Two things became immediately clear: The film, as I had heard, was well made.  Its director, Dror Moreh — with the exception of some needless computer razzle-dazzle — had done a fine job.  Secondly, it was filled with the predicted liberal cant, an example being how the film was divided into chapters with titles like “One man’s terrorist is another man’s freedom fighter.”


The problem was those titles were excerpted from the narratives of the individual Shin Bet directors, but stripped of their context, in some cases egregiously, and also of their irony.  Like many documentaries, The Gatekeepers is selective in its editing and its juxtapositions.

That lack of context tarnished the film for me. Despite being putatively about terrorism, nowhere was the Palestinian terrorist in view (other than news footage). Everything was seen from an Israeli perspective, but a skewed one suffused with regrets for actions that were almost always unavoidable.

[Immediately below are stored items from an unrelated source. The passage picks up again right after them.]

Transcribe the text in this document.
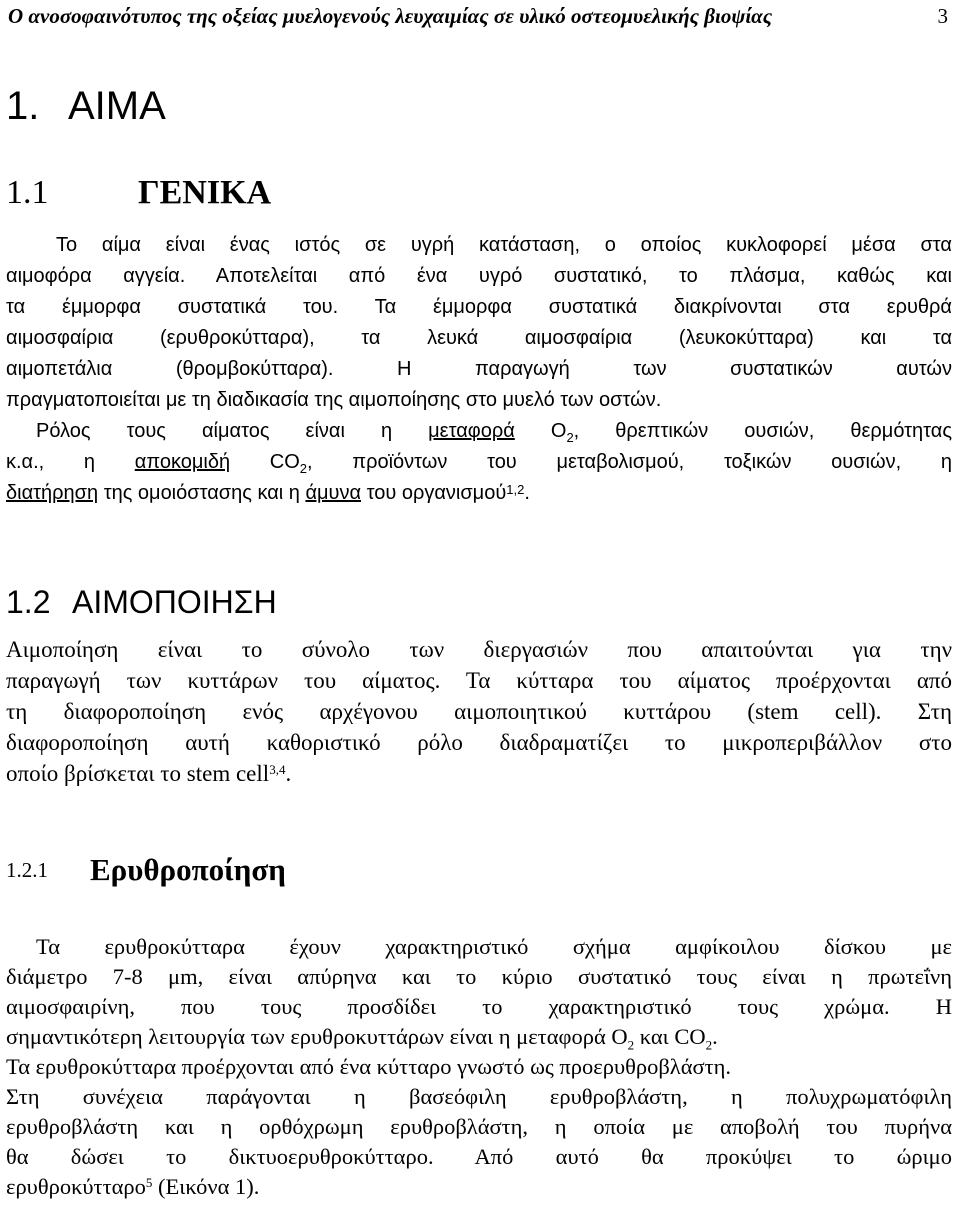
Ο ανοσοφαινότυπος της οξείας μυελογενούς λευχαιμίας σε υλικό οστεομυελικής βιοψίας	3
1. ΑΙΜΑ
1.1	ΓΕΝΙΚΑ
Το αίμα είναι ένας ιστός σε υγρή κατάσταση, ο οποίος κυκλοφορεί μέσα στα
αιμοφόρα αγγεία. Αποτελείται από ένα υγρό συστατικό, το πλάσμα, καθώς και
τα έμμορφα συστατικά του. Τα έμμορφα συστατικά διακρίνονται στα ερυθρά
αιμοσφαίρια (ερυθροκύτταρα), τα λευκά αιμοσφαίρια (λευκοκύτταρα) και τα
αιμοπετάλια (θρομβοκύτταρα). Η παραγωγή των συστατικών αυτών
πραγματοποιείται με τη διαδικασία της αιμοποίησης στο μυελό των οστών.
Ρόλος τους αίματος είναι η μεταφορά $O_2$, θρεπτικών ουσιών, θερμότητας
κ.α., η αποκομιδή $CO_2$, προϊόντων του μεταβολισμού, τοξικών ουσιών, η
διατήρηση της ομοιόστασης και η άμυνα του οργανισμού$^{1,2}$.
1.2 ΑΙΜΟΠΟΙΗΣΗ
Αιμοποίηση είναι το σύνολο των διεργασιών που απαιτούνται για την
παραγωγή των κυττάρων του αίματος. Τα κύτταρα του αίματος προέρχονται από
τη διαφοροποίηση ενός αρχέγονου αιμοποιητικού κυττάρου (stem cell). Στη
διαφοροποίηση αυτή καθοριστικό ρόλο διαδραματίζει το μικροπεριβάλλον στο
οποίο βρίσκεται το stem cell$^{3,4}$.
1.2.1 Ερυθροποίηση
Τα ερυθροκύτταρα έχουν χαρακτηριστικό σχήμα αμφίκοιλου δίσκου με
διάμετρο 7-8 μm, είναι απύρηνα και το κύριο συστατικό τους είναι η πρωτεΐνη
αιμοσφαιρίνη, που τους προσδίδει το χαρακτηριστικό τους χρώμα. Η
σημαντικότερη λειτουργία των ερυθροκυττάρων είναι η μεταφορά $O_2$ και $CO_2$.
Τα ερυθροκύτταρα προέρχονται από ένα κύτταρο γνωστό ως προερυθροβλάστη.
Στη συνέχεια παράγονται η βασεόφιλη ερυθροβλάστη, η πολυχρωματόφιλη
ερυθροβλάστη και η ορθόχρωμη ερυθροβλάστη, η οποία με αποβολή του πυρήνα
θα δώσει το δικτυοερυθροκύτταρο. Από αυτό θα προκύψει το ώριμο
ερυθροκύτταρο$^5$ (Εικόνα 1).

Because of this, my view of The Gatekeepers is probably one hundred and eighty degrees from what the filmmaker intended. What I saw in the movie were six incredible men — the Shin Bet directors — who grappled with impossible circumstances over several decades in pretty close to the most honorable way imaginable.  I saw some moments when they made inevitable mistakes, but I never saw them acting immorally.  Indeed, they bent over backwards to avoid collateral damage when they could. A documentary that was supposed to be critical, or at least questioning, of Israel was, for me, in the end wildly complimentary.

Israel should be proud. Not only is it unimaginable that Arab culture would produce six security leaders willing to speak honestly of their anguish in administering justice while saving lives — that’s obvious — but I don’t know of any Western country, American or European, where interviews like this would likely occur, at least with such frequency.  All six living Shin Bet directors appear in this film.  They reveal themselves to be truly extraordinary men. (I realize Israel has also produced a number of corrupt politicians. So it goes.)


When I was young, I remember talk about Israel being a “light unto the nations.”  That hasn’t happened — largely because that is impossible, but also because if it were, no one would listen. Indeed, such a laudable achievement would undoubtedly be hated.

Still Israel is an incredibly vibrant democracy, one of the world leaders in high tech and also now in the cinema.  It’s predictable that much of that cinema is self-critical. But self-criticism can only go so far.  Sometimes, as in this film, it may even turn upon itself.

I predict that reactions to The Gatekeepers will for the most part be a political Rorschach test.  Those who see Israel as the good guys, as I do, will love the ornery old Shin Bet guys and be glad to have spent time with them; those who see her as the enemy will look on them as hangmen.  Again, so it goes.